Saint Laurent specifically cites the minimalist thong mule silhouette, an elongated sharply pointed sole with a square toe, a Y-shaped strap between the toes, a slender stiletto heel, and a round gold metal plaque affixed to the bottom of the insole. Taken together, Saint Laurent argues, these elements form a recognizable and protectable design identity.
From Viral Visibility to Alleged Consumer Confusion
Beyond the physical similarities, Saint Laurent claims Kandee’s timing amplified the alleged infringement. The brand argues that Kandee’s products were released in overlapping colorways and sold concurrently with Saint Laurent’s own collections, increasing the likelihood that consumers could mistake Kandee’s sandals for Saint Laurent products or assume an association between the two brands.

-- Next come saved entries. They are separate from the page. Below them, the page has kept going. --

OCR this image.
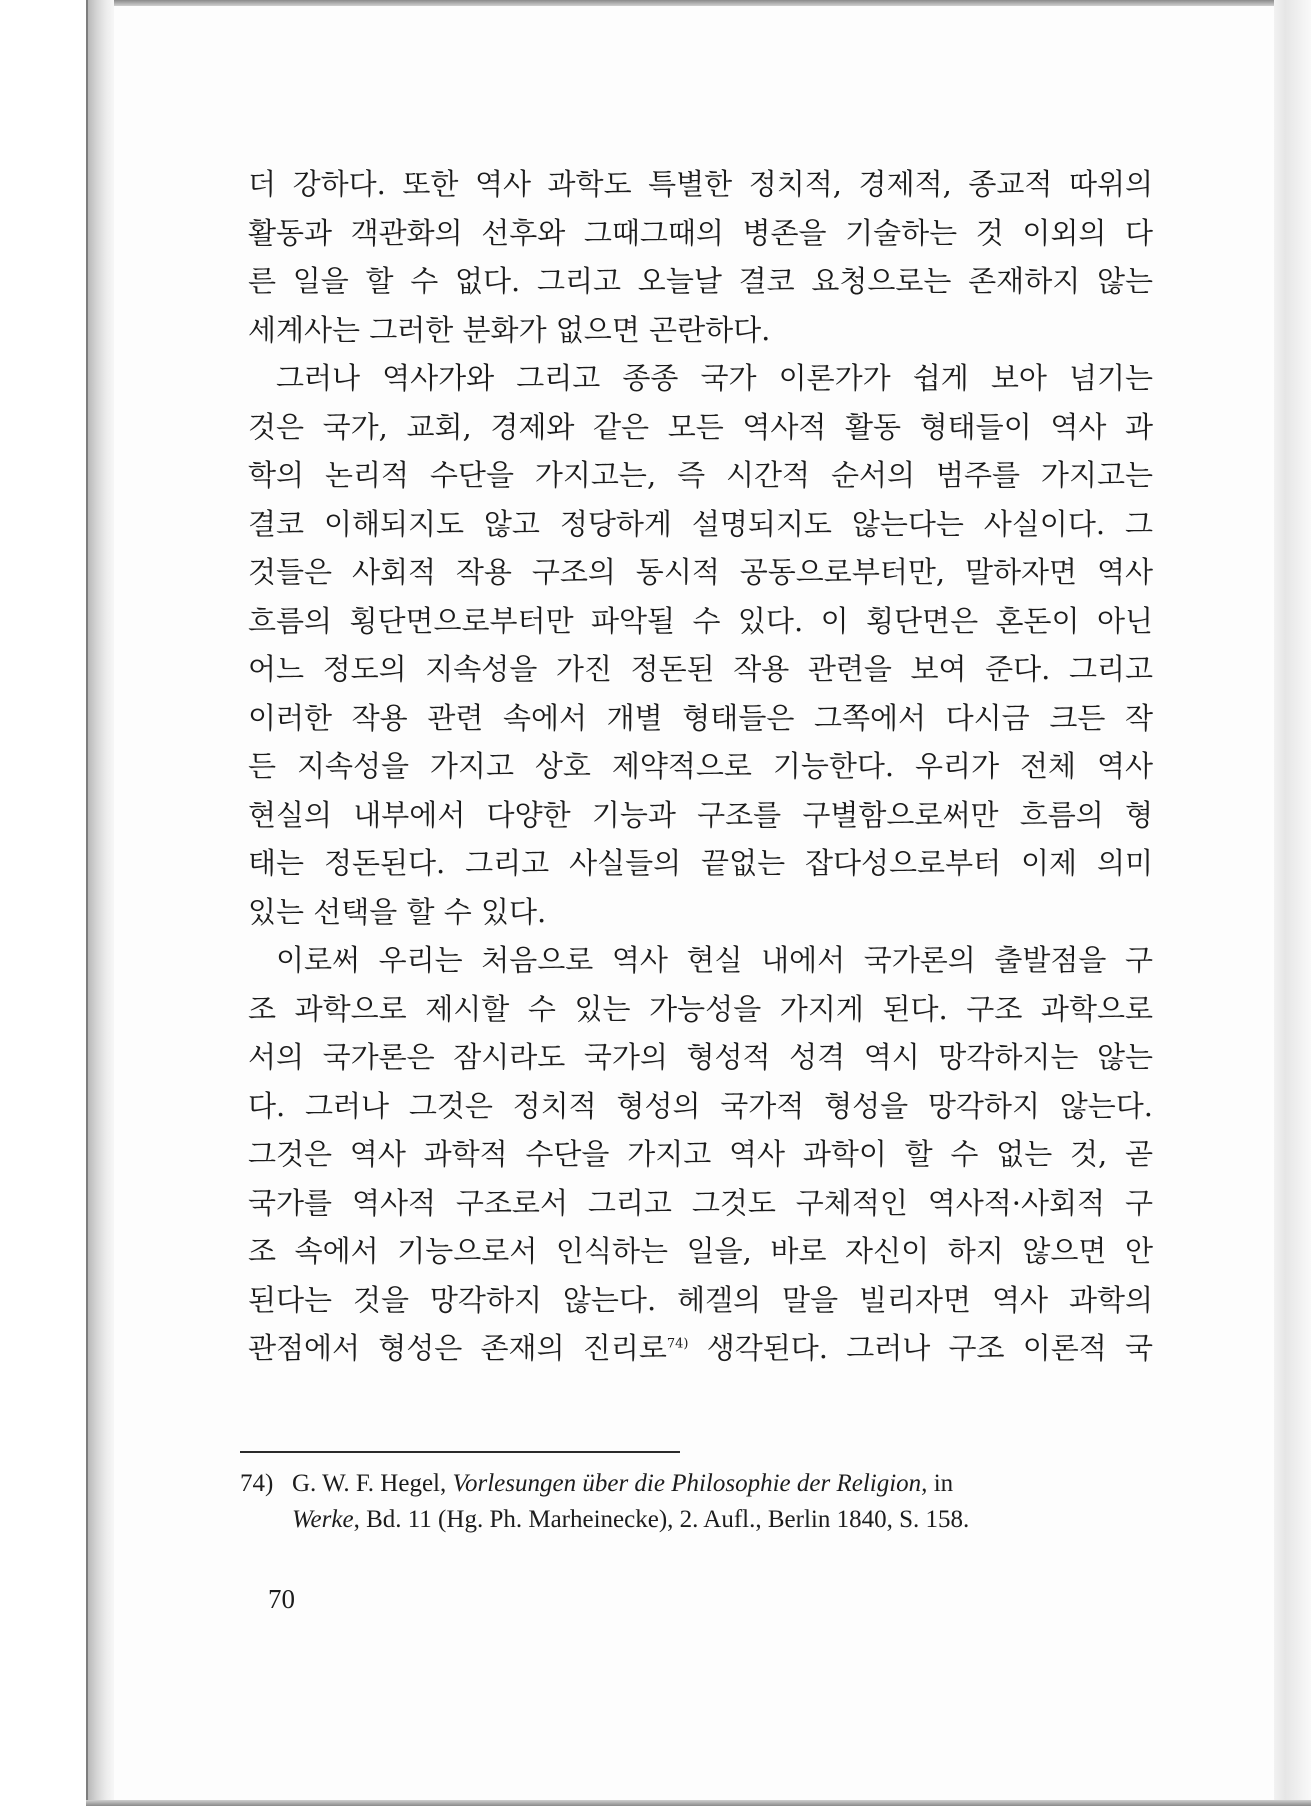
더 강하다. 또한 역사 과학도 특별한 정치적, 경제적, 종교적 따위의
활동과 객관화의 선후와 그때그때의 병존을 기술하는 것 이외의 다
른 일을 할 수 없다. 그리고 오늘날 결코 요청으로는 존재하지 않는
세계사는 그러한 분화가 없으면 곤란하다.
그러나 역사가와 그리고 종종 국가 이론가가 쉽게 보아 넘기는
것은 국가, 교회, 경제와 같은 모든 역사적 활동 형태들이 역사 과
학의 논리적 수단을 가지고는, 즉 시간적 순서의 범주를 가지고는
결코 이해되지도 않고 정당하게 설명되지도 않는다는 사실이다. 그
것들은 사회적 작용 구조의 동시적 공동으로부터만, 말하자면 역사
흐름의 횡단면으로부터만 파악될 수 있다. 이 횡단면은 혼돈이 아닌
어느 정도의 지속성을 가진 정돈된 작용 관련을 보여 준다. 그리고
이러한 작용 관련 속에서 개별 형태들은 그쪽에서 다시금 크든 작
든 지속성을 가지고 상호 제약적으로 기능한다. 우리가 전체 역사
현실의 내부에서 다양한 기능과 구조를 구별함으로써만 흐름의 형
태는 정돈된다. 그리고 사실들의 끝없는 잡다성으로부터 이제 의미
있는 선택을 할 수 있다.
이로써 우리는 처음으로 역사 현실 내에서 국가론의 출발점을 구
조 과학으로 제시할 수 있는 가능성을 가지게 된다. 구조 과학으로
서의 국가론은 잠시라도 국가의 형성적 성격 역시 망각하지는 않는
다. 그러나 그것은 정치적 형성의 국가적 형성을 망각하지 않는다.
그것은 역사 과학적 수단을 가지고 역사 과학이 할 수 없는 것, 곧
국가를 역사적 구조로서 그리고 그것도 구체적인 역사적·사회적 구
조 속에서 기능으로서 인식하는 일을, 바로 자신이 하지 않으면 안
된다는 것을 망각하지 않는다. 헤겔의 말을 빌리자면 역사 과학의
관점에서 형성은 존재의 진리로$^{74)}$ 생각된다. 그러나 구조 이론적 국
74) G. W. F. Hegel, Vorlesungen über die Philosophie der Religion, in
Werke, Bd. 11 (Hg. Ph. Marheinecke), 2. Aufl., Berlin 1840, S. 158.
70
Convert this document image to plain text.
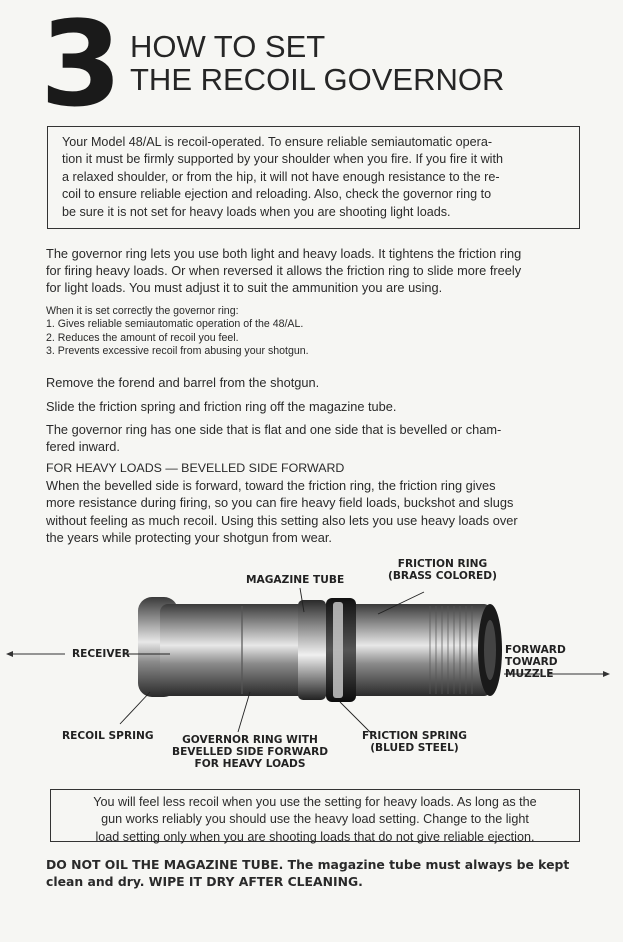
3 HOW TO SET
THE RECOIL GOVERNOR
Your Model 48/AL is recoil-operated. To ensure reliable semiautomatic opera-
tion it must be firmly supported by your shoulder when you fire. If you fire it with
a relaxed shoulder, or from the hip, it will not have enough resistance to the re-
coil to ensure reliable ejection and reloading. Also, check the governor ring to
be sure it is not set for heavy loads when you are shooting light loads.
The governor ring lets you use both light and heavy loads. It tightens the friction ring
for firing heavy loads. Or when reversed it allows the friction ring to slide more freely
for light loads. You must adjust it to suit the ammunition you are using.
When it is set correctly the governor ring:
1. Gives reliable semiautomatic operation of the 48/AL.
2. Reduces the amount of recoil you feel.
3. Prevents excessive recoil from abusing your shotgun.
Remove the forend and barrel from the shotgun.
Slide the friction spring and friction ring off the magazine tube.
The governor ring has one side that is flat and one side that is bevelled or cham-
fered inward.
FOR HEAVY LOADS — BEVELLED SIDE FORWARD
When the bevelled side is forward, toward the friction ring, the friction ring gives
more resistance during firing, so you can fire heavy field loads, buckshot and slugs
without feeling as much recoil. Using this setting also lets you use heavy loads over
the years while protecting your shotgun from wear.
FRICTION RING
(BRASS COLORED)
MAGAZINE TUBE
RECEIVER	FORWARD
TOWARD
MUZZLE
RECOIL SPRING	GOVERNOR RING WITH
BEVELLED SIDE FORWARD
FOR HEAVY LOADS
FRICTION SPRING
(BLUED STEEL)
You will feel less recoil when you use the setting for heavy loads. As long as the
gun works reliably you should use the heavy load setting. Change to the light
load setting only when you are shooting loads that do not give reliable ejection.
DO NOT OIL THE MAGAZINE TUBE. The magazine tube must always be kept
clean and dry. WIPE IT DRY AFTER CLEANING.
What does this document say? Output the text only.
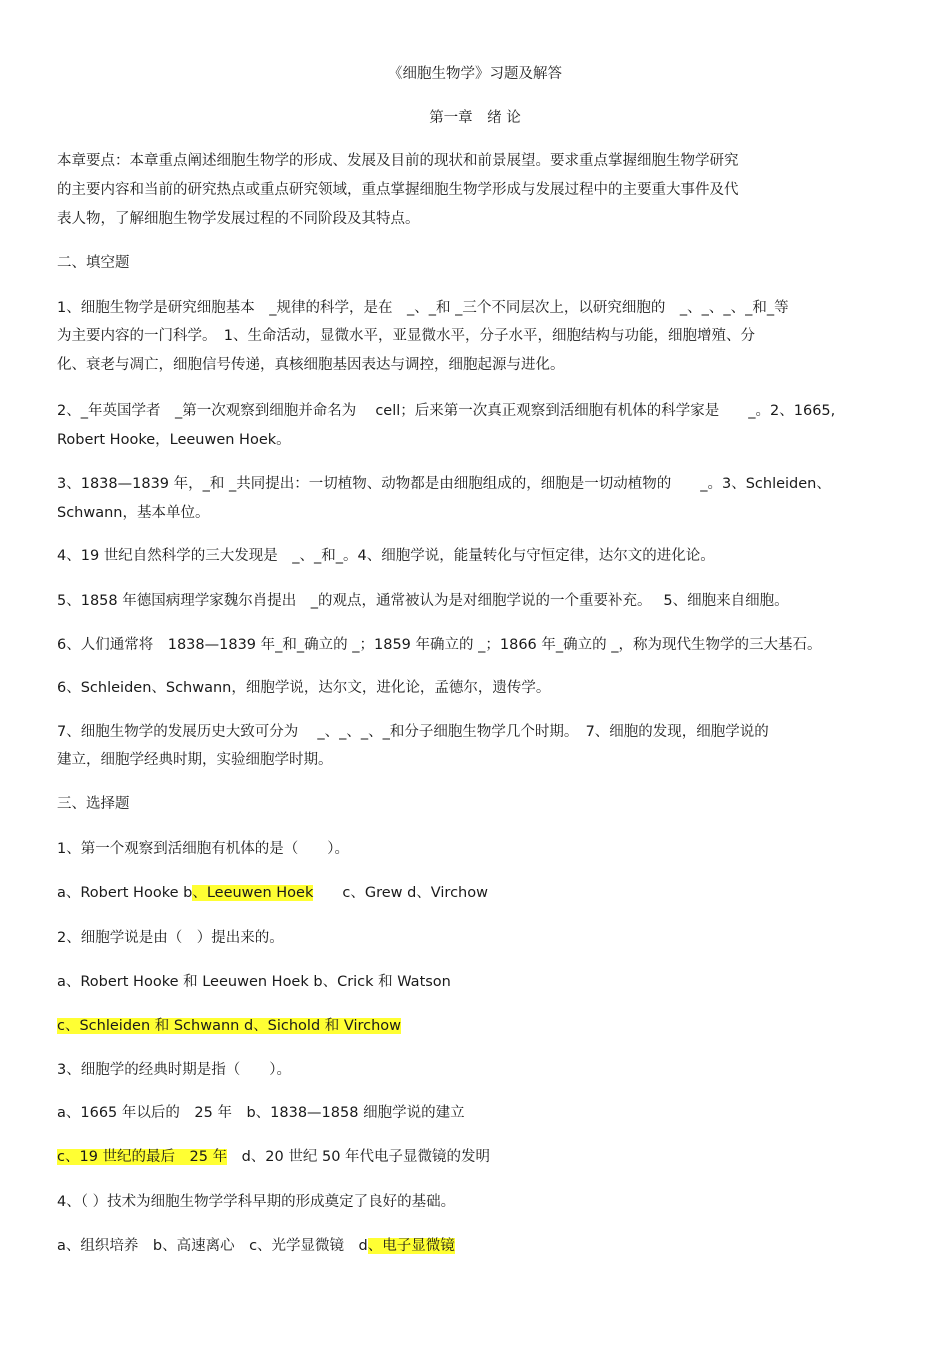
《细胞生物学》习题及解答
第一章　绪 论
本章要点：本章重点阐述细胞生物学的形成、发展及目前的现状和前景展望。要求重点掌握细胞生物学研究
的主要内容和当前的研究热点或重点研究领域，重点掌握细胞生物学形成与发展过程中的主要重大事件及代
表人物，了解细胞生物学发展过程的不同阶段及其特点。
二、填空题
1、细胞生物学是研究细胞基本　_规律的科学，是在　_、_和 _三个不同层次上，以研究细胞的　_、_、_、_和_等
为主要内容的一门科学。　1、生命活动，显微水平，亚显微水平，分子水平，细胞结构与功能，细胞增殖、分
化、衰老与凋亡，细胞信号传递，真核细胞基因表达与调控，细胞起源与进化。
2、_年英国学者　_第一次观察到细胞并命名为　 cell；后来第一次真正观察到活细胞有机体的科学家是　　_。2、1665,
Robert Hooke，Leeuwen Hoek。
3、1838—1839 年，_和 _共同提出：一切植物、动物都是由细胞组成的，细胞是一切动植物的　　_。3、Schleiden、
Schwann，基本单位。
4、19 世纪自然科学的三大发现是　_、_和_。4、细胞学说，能量转化与守恒定律，达尔文的进化论。
5、1858 年德国病理学家魏尔肖提出　_的观点，通常被认为是对细胞学说的一个重要补充。　 5、细胞来自细胞。
6、人们通常将　1838—1839 年_和_确立的 _；1859 年确立的 _；1866 年_确立的 _，称为现代生物学的三大基石。
6、Schleiden、Schwann，细胞学说，达尔文，进化论，孟德尔，遗传学。
7、细胞生物学的发展历史大致可分为　 _、_、_、_和分子细胞生物学几个时期。　7、细胞的发现，细胞学说的
建立，细胞学经典时期，实验细胞学时期。
三、选择题
1、第一个观察到活细胞有机体的是（　　）。
a、Robert Hooke b、Leeuwen Hoek　　c、Grew d、Virchow
2、细胞学说是由（　）提出来的。
a、Robert Hooke 和 Leeuwen Hoek b、Crick 和 Watson
c、Schleiden 和 Schwann d、Sichold 和 Virchow
3、细胞学的经典时期是指（　　）。
a、1665 年以后的　25 年　b、1838—1858 细胞学说的建立
c、19 世纪的最后　25 年　d、20 世纪 50 年代电子显微镜的发明
4、（ ）技术为细胞生物学学科早期的形成奠定了良好的基础。
a、组织培养　b、高速离心　c、光学显微镜　d、电子显微镜
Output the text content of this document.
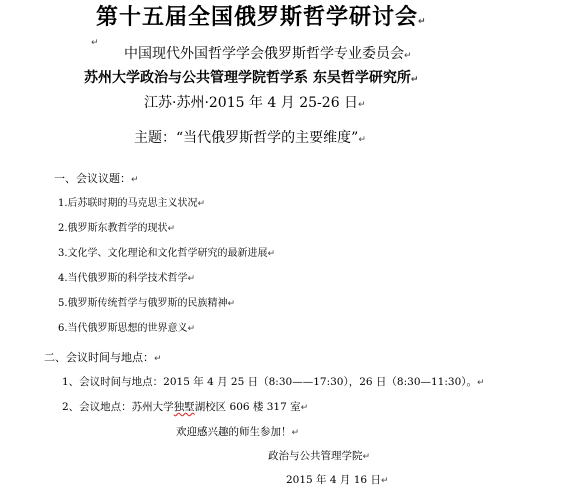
第十五届全国俄罗斯哲学研讨会 ↵
↵
中国现代外国哲学学会俄罗斯哲学专业委员会 ↵
苏州大学政治与公共管理学院哲学系 东吴哲学研究所 ↵
江苏·苏州·2015 年 4 月 25-26 日 ↵
主题：“当代俄罗斯哲学的主要维度” ↵
一、会议议题： ↵
1.后苏联时期的马克思主义状况 ↵
2.俄罗斯东教哲学的现状 ↵
3.文化学、文化理论和文化哲学研究的最新进展 ↵
4.当代俄罗斯的科学技术哲学 ↵
5.俄罗斯传统哲学与俄罗斯的民族精神 ↵
6.当代俄罗斯思想的世界意义 ↵
二、会议时间与地点： ↵
1、会议时间与地点：2015 年 4 月 25 日（8:30——17:30），26 日（8:30—11:30）。 ↵
2、会议地点：苏州大学独墅湖校区 606 楼 317 室 ↵
欢迎感兴趣的师生参加！ ↵
政治与公共管理学院 ↵
2015 年 4 月 16 日 ↵
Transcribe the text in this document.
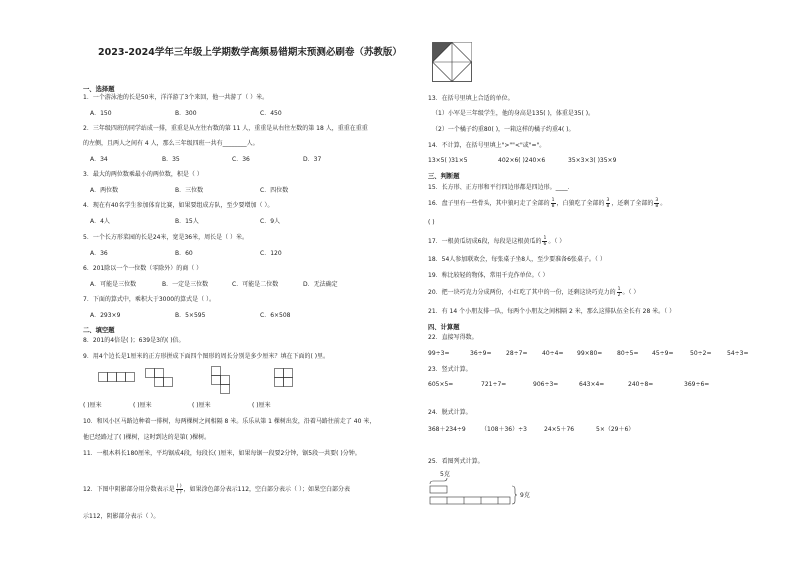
2023-2024学年三年级上学期数学高频易错期末预测必刷卷（苏教版）
一、选择题
1．一个游泳池的长是50米，洋洋游了3个来回，他一共游了（ ）米。
A．150	B．300	C．450
2．三年级四班的同学站成一排，重重是从左往右数的第 11 人，重重是从右往左数的第 18 人，重重在重重
的左侧，且两人之间有 4 人，那么三年级四班一共有________人。
A．34	B．35	C．36	D．37
3．最大的两位数乘最小的两位数，积是（ ）
A．两位数	B．三位数	C．四位数
4．现在有40名学生参加体育比赛，如果要组成方队，至少要增加（ ）。
A．4人	B．15人	C．9人
5．一个长方形菜园的长是24米，宽是36米，周长是（ ）米。
A．36	B．60	C．120
6．201除以一个一位数（零除外）的商（ ）
A．可能是三位数	B．一定是三位数	C．可能是二位数	D．无法确定
7．下面的算式中，乘积大于3000的算式是（ ）。
A．293×9	B．5×595	C．6×508
二、填空题
8．201的4倍是( )；639是3的( )倍。
9．用4个边长是1厘米的正方形拼成下面四个图形的周长分别是多少厘米？填在下面的( )里。
( )厘米	( )厘米	( )厘米	( )厘米
10．和风小区马路边种着一排树，每两棵树之间相隔 8 米。乐乐从第 1 棵树出发，沿着马路往前走了 40 米，
他已经路过了( )棵树，这时到达的是第( )棵树。
11．一根木料长180厘米，平均锯成4段，每段长( )厘米，如果每锯一段要2分钟，锯5段一共要( )分钟。
12．下图中阴影部分用分数表示是 $\frac{( )}{( )}$ ，如果涂色部分表示112，空白部分表示（ ）；如果空白部分表
示112，阴影部分表示（ ）。
13．在括号里填上合适的单位。
（1）小军是三年级学生，他的身高是135( )，体重是35( )。
（2）一个橘子约重80( )，一箱这样的橘子约重4( )。
14．不计算，在括号里填上">""<"或"="。
13×5( )31×5	402×6( )240×6	35×3×3( )35×9
三、判断题
15．长方形、正方形和平行四边形都是四边形。____．
16．盘子里有一些骨头，其中狼叼走了全部的 $\frac{1}{8}$ ，白狼吃了全部的 $\frac{3}{8}$ ，还剩了全部的 $\frac{3}{8}$ 。
( )
17．一根黄瓜切成6段，每段是这根黄瓜的 $\frac{1}{6}$ 。（ ）
18．54人参加联欢会，每张桌子坐8人，至少要准备6张桌子。（ ）
19．称比较轻的物体，常用千克作单位。（ ）
20．把一块巧克力分成两份，小红吃了其中的一份，还剩这块巧克力的 $\frac{1}{2}$ 。（ ）
21．有 14 个小朋友排一队，每两个小朋友之间相隔 2 米，那么这排队伍全长有 28 米。（ ）
四、计算题
22．直接写得数。
99÷3=	36÷9= 28÷7= 40÷4= 99×80= 80÷5= 45÷9=	50÷2=	54÷3=
23．竖式计算。
605×5=	721÷7=	906÷3=	643×4=	240÷8=	369÷6=
24．脱式计算。
368＋234÷9	（108＋36）÷3	24×5＋76	5×（29＋6）
25．看图列式计算。
5克
9克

Saint Laurent characterizes this as unlawful diversion of clientele and a misappropriation of its brand equity, framing the issue as one of identity dilution rather than isolated design overlap.
Cease, Desist, and Disclose
In its demands, Saint Laurent calls for Kandee Shoes to immediately cease producing, selling, or promoting the disputed products worldwide, including across online and social media channels. The letter further requests that Kandee stop using any elements Saint Laurent deems distinctive to its brand.
Most notably, Saint Laurent is demanding detailed commercial disclosures. Within seven days, Kandee Shoes is asked to provide written documentation outlining the number of allegedly infringing products manufactured, sold, and currently held in inventory, broken down by country. Saint Laurent states this information is required to assess damages.
The situation escalated further on social media. Kandee alleges that the design director overseeing men’s and women’s footwear at Yves Saint Laurent publicly commented on his viral post, writing, “You’re copying them.”
By December 17th, 2025 the Kandee instagram account was completely shut down on grounds of copyright infringement, abruptly cutting off the brand’s primary channel of communication and sales visibility.
“Waking up to find my entire Instagram gone overnight, after years of building it, was heartbreaking. I’ve barely slept since and feel completely devastated.” Shared the heartbroken brand owner.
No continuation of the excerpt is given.